The night ape hooted worriedly, realizing suddenly that much of the foliage that had choked the windows had been taken away. But by whom and why?

Fury clenched his pounding heart as the invading light flickered, as Gazda gathered his limbs beneath him—as his muscular form swelled in a threat display...

...as he prepared to jump...only to shrink in place for a shadow had moved behind the lighted mesh. A shape had shifted in there. A creature that mastered the fire.

He had seen Harkon do thus to flickering flame, could it be her?

At first fleeting glance, the silhouette had resembled the head and shoulders of a creature like himself. Far too small it was to be an ape like Baho, and yet it was too large for Harkon’s hairless head—and then the skin prickled along the night ape’s neck.

Was it Fur-nose himself? How much did Gazda really know about him other than that he was an exceptional ape who was capable of wonders—a creature that had made the tree-nest, the skin-stones and other artifacts.

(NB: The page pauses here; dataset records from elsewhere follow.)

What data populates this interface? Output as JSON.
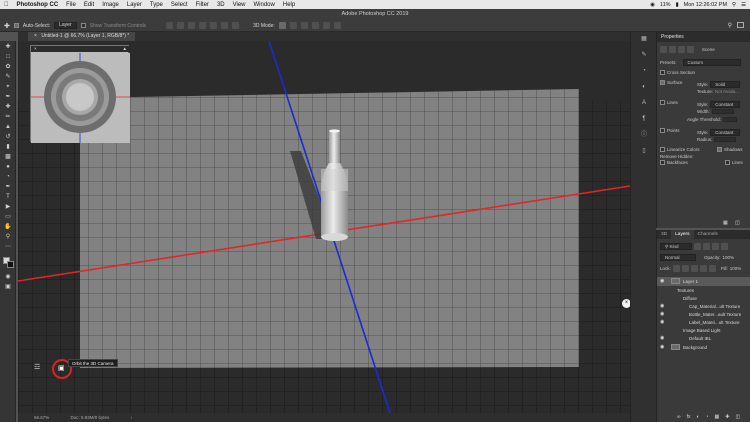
{
  "menubar": {
    "items": [
      "Photoshop CC",
      "File",
      "Edit",
      "Image",
      "Layer",
      "Type",
      "Select",
      "Filter",
      "3D",
      "View",
      "Window",
      "Help"
    ],
    "battery": "11%",
    "clock": "Mon 12:26:02 PM"
  },
  "optionsbar": {
    "window_title": "Adobe Photoshop CC 2019",
    "auto_select_label": "Auto-Select:",
    "auto_select_value": "Layer",
    "transform_label": "Show Transform Controls",
    "mode_label": "3D Mode:"
  },
  "document": {
    "tab_title": "Untitled-1 @ 66.7% (Layer 1, RGB/8*) *"
  },
  "status": {
    "zoom": "66.67%",
    "doc": "Doc: 5.93M/0 bytes"
  },
  "canvas": {
    "camera_tooltip": "Orbit the 3D Camera"
  },
  "properties": {
    "tab": "Properties",
    "section": "Scene",
    "presets_label": "Presets:",
    "presets_value": "Custom",
    "cross_section": "Cross Section",
    "surface": "Surface",
    "style_label": "Style:",
    "surface_style": "Solid",
    "texture_label": "Texture:",
    "texture_value": "Not Availa...",
    "lines": "Lines",
    "lines_style": "Constant",
    "width_label": "Width:",
    "angle_label": "Angle Threshold:",
    "points": "Points",
    "points_style": "Constant",
    "radius_label": "Radius:",
    "linearize": "Linearize Colors",
    "shadows": "Shadows",
    "remove_hidden": "Remove Hidden:",
    "backfaces": "Backfaces",
    "lines_chk": "Lines"
  },
  "layers_panel": {
    "tabs": [
      "3D",
      "Layers",
      "Channels"
    ],
    "active_tab": "Layers",
    "kind": "Kind",
    "blend": "Normal",
    "opacity_label": "Opacity:",
    "opacity": "100%",
    "lock_label": "Lock:",
    "fill_label": "Fill:",
    "fill": "100%",
    "rows": [
      {
        "name": "Layer 1",
        "indent": 0,
        "eye": true,
        "thumb": true
      },
      {
        "name": "Textures",
        "indent": 1,
        "eye": false,
        "thumb": false
      },
      {
        "name": "Diffuse",
        "indent": 2,
        "eye": false,
        "thumb": false
      },
      {
        "name": "Cap_Material...ult Texture",
        "indent": 3,
        "eye": true,
        "thumb": false
      },
      {
        "name": "Bottle_Mater...ault Texture",
        "indent": 3,
        "eye": true,
        "thumb": false
      },
      {
        "name": "Label_Materi...ult Texture",
        "indent": 3,
        "eye": true,
        "thumb": false
      },
      {
        "name": "Image Based Light",
        "indent": 2,
        "eye": false,
        "thumb": false
      },
      {
        "name": "Default IBL",
        "indent": 3,
        "eye": true,
        "thumb": false
      },
      {
        "name": "Background",
        "indent": 0,
        "eye": true,
        "thumb": true
      }
    ]
  },
  "colors": {
    "accent_red_axis": "#e0262a",
    "accent_blue_axis": "#1b2ad6",
    "camera_ring": "#d9231e"
  }
}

Might the skeleton inside the lair have made itself into a living thing?

The thought set Gazda’s hair on end; and yet, his fear could not quash his curiosity, nor negate his growing outrage.

Who dared invade his lair? Was it one, or many?

The King of the Apes bared his fangs in a defiant grin. Better for them if they be ghoulish things of Fur-nose’s making, for if the interlopers were of flesh and blood then their fate would be terrible.